Assane Diouf : Au nom des libertés…

par pierre Dieme

Il est détenu dans une geôle depuis des mois mais c’est davantage le silence fracassant autour de son sort alors qu’il est innocent qui doit lui peser le plus.
Prononcer son nom devient même une hérésie. Tout le monde fait comme si. Comme s’il n’existe pas. Comme si son maintien en prison relève de la normalité. Comme s’il doit y pourrir sans que personne ne bouge. Comme si la société l’a oublié. Comme s’il mérite ce qui lui arrive. Comme si, par méchanceté, le peuple sénégalais en est content. Comme si la vulgate du pouvoir illégitime de Macky Sall, qui n’est là que parce qu’il a volé les élections, en plein-jour, l’an dernier, le dépeignant comme un insulteur public a eu une morsure irréversible sur la population sénégalaise. Comme si des forces dérangées par ses sorties extravagantes, gravissimes, sur les réseaux sociaux, y compris contre des chefs religieux et les acteurs politiques, trouvaient dans son confinement la condition de leur paix intérieure, leur revanche indirecte.

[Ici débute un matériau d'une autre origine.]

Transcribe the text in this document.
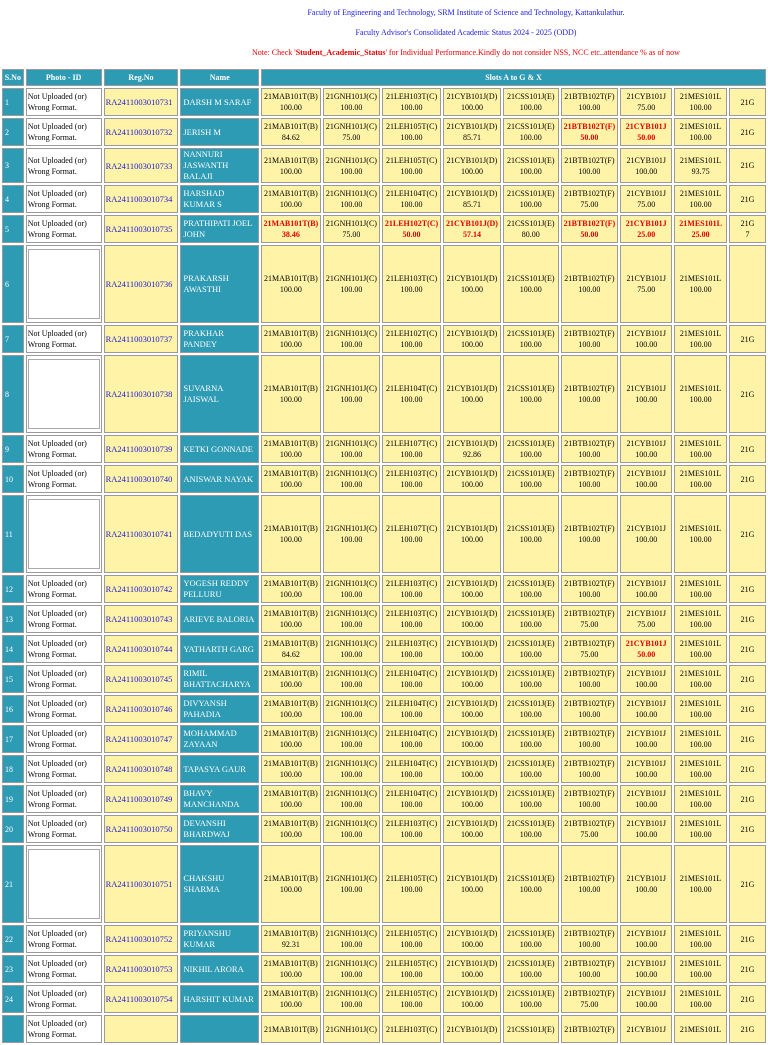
Faculty of Engineering and Technology, SRM Institute of Science and Technology, Kattankulathur.

Faculty Advisor's Consolidated Academic Status 2024 - 2025 (ODD)

Note: Check 'Student_Academic_Status' for Individual Performance.Kindly do not consider NSS, NCC etc..attendance % as of now

S.No	Photo - ID	Reg.No	Name	Slots A to G & X								
1	Not Uploaded (or) Wrong Format.	RA2411003010731	DARSH M SARAF	21MAB101T(B)
100.00	21GNH101J(C)
100.00	21LEH103T(C)
100.00	21CYB101J(D)
100.00	21CSS101J(E)
100.00	21BTB102T(F)
100.00	21CYB101J
75.00	21MES101L
100.00	21G

2	Not Uploaded (or) Wrong Format.	RA2411003010732	JERISH M	21MAB101T(B)
84.62	21GNH101J(C)
75.00	21LEH105T(C)
100.00	21CYB101J(D)
85.71	21CSS101J(E)
100.00	21BTB102T(F)
50.00	21CYB101J
50.00	21MES101L
100.00	21G

3	Not Uploaded (or) Wrong Format.	RA2411003010733	NANNURI JASWANTH BALAJI	21MAB101T(B)
100.00	21GNH101J(C)
100.00	21LEH105T(C)
100.00	21CYB101J(D)
100.00	21CSS101J(E)
100.00	21BTB102T(F)
100.00	21CYB101J
100.00	21MES101L
93.75	21G

4	Not Uploaded (or) Wrong Format.	RA2411003010734	HARSHAD KUMAR S	21MAB101T(B)
100.00	21GNH101J(C)
100.00	21LEH104T(C)
100.00	21CYB101J(D)
85.71	21CSS101J(E)
100.00	21BTB102T(F)
75.00	21CYB101J
75.00	21MES101L
100.00	21G

5	Not Uploaded (or) Wrong Format.	RA2411003010735	PRATHIPATI JOEL JOHN	21MAB101T(B)
38.46	21GNH101J(C)
75.00	21LEH102T(C)
50.00	21CYB101J(D)
57.14	21CSS101J(E)
80.00	21BTB102T(F)
50.00	21CYB101J
25.00	21MES101L
25.00	21G
7

6		RA2411003010736	PRAKARSH AWASTHI	21MAB101T(B)
100.00	21GNH101J(C)
100.00	21LEH103T(C)
100.00	21CYB101J(D)
100.00	21CSS101J(E)
100.00	21BTB102T(F)
100.00	21CYB101J
75.00	21MES101L
100.00	

7	Not Uploaded (or) Wrong Format.	RA2411003010737	PRAKHAR PANDEY	21MAB101T(B)
100.00	21GNH101J(C)
100.00	21LEH102T(C)
100.00	21CYB101J(D)
100.00	21CSS101J(E)
100.00	21BTB102T(F)
100.00	21CYB101J
100.00	21MES101L
100.00	21G

8		RA2411003010738	SUVARNA JAISWAL	21MAB101T(B)
100.00	21GNH101J(C)
100.00	21LEH104T(C)
100.00	21CYB101J(D)
100.00	21CSS101J(E)
100.00	21BTB102T(F)
100.00	21CYB101J
100.00	21MES101L
100.00	21G

9	Not Uploaded (or) Wrong Format.	RA2411003010739	KETKI GONNADE	21MAB101T(B)
100.00	21GNH101J(C)
100.00	21LEH107T(C)
100.00	21CYB101J(D)
92.86	21CSS101J(E)
100.00	21BTB102T(F)
100.00	21CYB101J
100.00	21MES101L
100.00	21G

10	Not Uploaded (or) Wrong Format.	RA2411003010740	ANISWAR NAYAK	21MAB101T(B)
100.00	21GNH101J(C)
100.00	21LEH103T(C)
100.00	21CYB101J(D)
100.00	21CSS101J(E)
100.00	21BTB102T(F)
100.00	21CYB101J
100.00	21MES101L
100.00	21G

11		RA2411003010741	BEDADYUTI DAS	21MAB101T(B)
100.00	21GNH101J(C)
100.00	21LEH107T(C)
100.00	21CYB101J(D)
100.00	21CSS101J(E)
100.00	21BTB102T(F)
100.00	21CYB101J
100.00	21MES101L
100.00	21G

12	Not Uploaded (or) Wrong Format.	RA2411003010742	YOGESH REDDY PELLURU	21MAB101T(B)
100.00	21GNH101J(C)
100.00	21LEH103T(C)
100.00	21CYB101J(D)
100.00	21CSS101J(E)
100.00	21BTB102T(F)
100.00	21CYB101J
100.00	21MES101L
100.00	21G

13	Not Uploaded (or) Wrong Format.	RA2411003010743	ARIEVE BALORIA	21MAB101T(B)
100.00	21GNH101J(C)
100.00	21LEH103T(C)
100.00	21CYB101J(D)
100.00	21CSS101J(E)
100.00	21BTB102T(F)
75.00	21CYB101J
75.00	21MES101L
100.00	21G

14	Not Uploaded (or) Wrong Format.	RA2411003010744	YATHARTH GARG	21MAB101T(B)
84.62	21GNH101J(C)
100.00	21LEH103T(C)
100.00	21CYB101J(D)
100.00	21CSS101J(E)
100.00	21BTB102T(F)
75.00	21CYB101J
50.00	21MES101L
100.00	21G

15	Not Uploaded (or) Wrong Format.	RA2411003010745	RIMIL BHATTACHARYA	21MAB101T(B)
100.00	21GNH101J(C)
100.00	21LEH104T(C)
100.00	21CYB101J(D)
100.00	21CSS101J(E)
100.00	21BTB102T(F)
100.00	21CYB101J
100.00	21MES101L
100.00	21G

16	Not Uploaded (or) Wrong Format.	RA2411003010746	DIVYANSH PAHADIA	21MAB101T(B)
100.00	21GNH101J(C)
100.00	21LEH104T(C)
100.00	21CYB101J(D)
100.00	21CSS101J(E)
100.00	21BTB102T(F)
100.00	21CYB101J
100.00	21MES101L
100.00	21G

17	Not Uploaded (or) Wrong Format.	RA2411003010747	MOHAMMAD ZAYAAN	21MAB101T(B)
100.00	21GNH101J(C)
100.00	21LEH104T(C)
100.00	21CYB101J(D)
100.00	21CSS101J(E)
100.00	21BTB102T(F)
100.00	21CYB101J
100.00	21MES101L
100.00	21G

18	Not Uploaded (or) Wrong Format.	RA2411003010748	TAPASYA GAUR	21MAB101T(B)
100.00	21GNH101J(C)
100.00	21LEH104T(C)
100.00	21CYB101J(D)
100.00	21CSS101J(E)
100.00	21BTB102T(F)
100.00	21CYB101J
100.00	21MES101L
100.00	21G

19	Not Uploaded (or) Wrong Format.	RA2411003010749	BHAVY MANCHANDA	21MAB101T(B)
100.00	21GNH101J(C)
100.00	21LEH104T(C)
100.00	21CYB101J(D)
100.00	21CSS101J(E)
100.00	21BTB102T(F)
100.00	21CYB101J
100.00	21MES101L
100.00	21G

20	Not Uploaded (or) Wrong Format.	RA2411003010750	DEVANSHI BHARDWAJ	21MAB101T(B)
100.00	21GNH101J(C)
100.00	21LEH103T(C)
100.00	21CYB101J(D)
100.00	21CSS101J(E)
100.00	21BTB102T(F)
75.00	21CYB101J
100.00	21MES101L
100.00	21G

21		RA2411003010751	CHAKSHU SHARMA	21MAB101T(B)
100.00	21GNH101J(C)
100.00	21LEH105T(C)
100.00	21CYB101J(D)
100.00	21CSS101J(E)
100.00	21BTB102T(F)
100.00	21CYB101J
100.00	21MES101L
100.00	21G

22	Not Uploaded (or) Wrong Format.	RA2411003010752	PRIYANSHU KUMAR	21MAB101T(B)
92.31	21GNH101J(C)
100.00	21LEH105T(C)
100.00	21CYB101J(D)
100.00	21CSS101J(E)
100.00	21BTB102T(F)
100.00	21CYB101J
100.00	21MES101L
100.00	21G

23	Not Uploaded (or) Wrong Format.	RA2411003010753	NIKHIL ARORA	21MAB101T(B)
100.00	21GNH101J(C)
100.00	21LEH105T(C)
100.00	21CYB101J(D)
100.00	21CSS101J(E)
100.00	21BTB102T(F)
100.00	21CYB101J
100.00	21MES101L
100.00	21G

24	Not Uploaded (or) Wrong Format.	RA2411003010754	HARSHIT KUMAR	21MAB101T(B)
100.00	21GNH101J(C)
100.00	21LEH105T(C)
100.00	21CYB101J(D)
100.00	21CSS101J(E)
100.00	21BTB102T(F)
75.00	21CYB101J
100.00	21MES101L
100.00	21G

	Not Uploaded (or) Wrong Format.			21MAB101T(B)	21GNH101J(C)	21LEH103T(C)	21CYB101J(D)	21CSS101J(E)	21BTB102T(F)	21CYB101J	21MES101L	21G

Comme si, oubliant son engagement social pour bâtir son voisinage, mobiliser les jeunes, retaper des infrastructures locales détruites, les bénéficiaires du travail de socialisation qu’il abattait n’ont eu aucune gêne à passer à autre chose alors qu’ils se pressaient autour de lui dans un passé récent.


Etait-ce Guédiawaye ou Pikine, Cambérène, dans la banlieue ? Le temps, déjà parti, n’est pourtant guère lointain quand Assane Diouf, alors élargi de sa première illégale détention carcérale, portait sur ses épaules le mouvement associatif dans les quartiers où il vivait. On n’y chantait ses louanges sans discontinuer. Sa contribution positive au réveil des jeunes et à leur orientation vers des actions positives, de progrès social et de solidarité communautaires. Beaucoup avaient fini par oublier le tonitruant Assane que ses propos incendiaires sur les réseaux sociaux avaient rendu populaire voici deux ans, au point d’aligner des records de vues sur chacune de ses apparitions sur les plateformes induites par la techtonique des plaques numériques.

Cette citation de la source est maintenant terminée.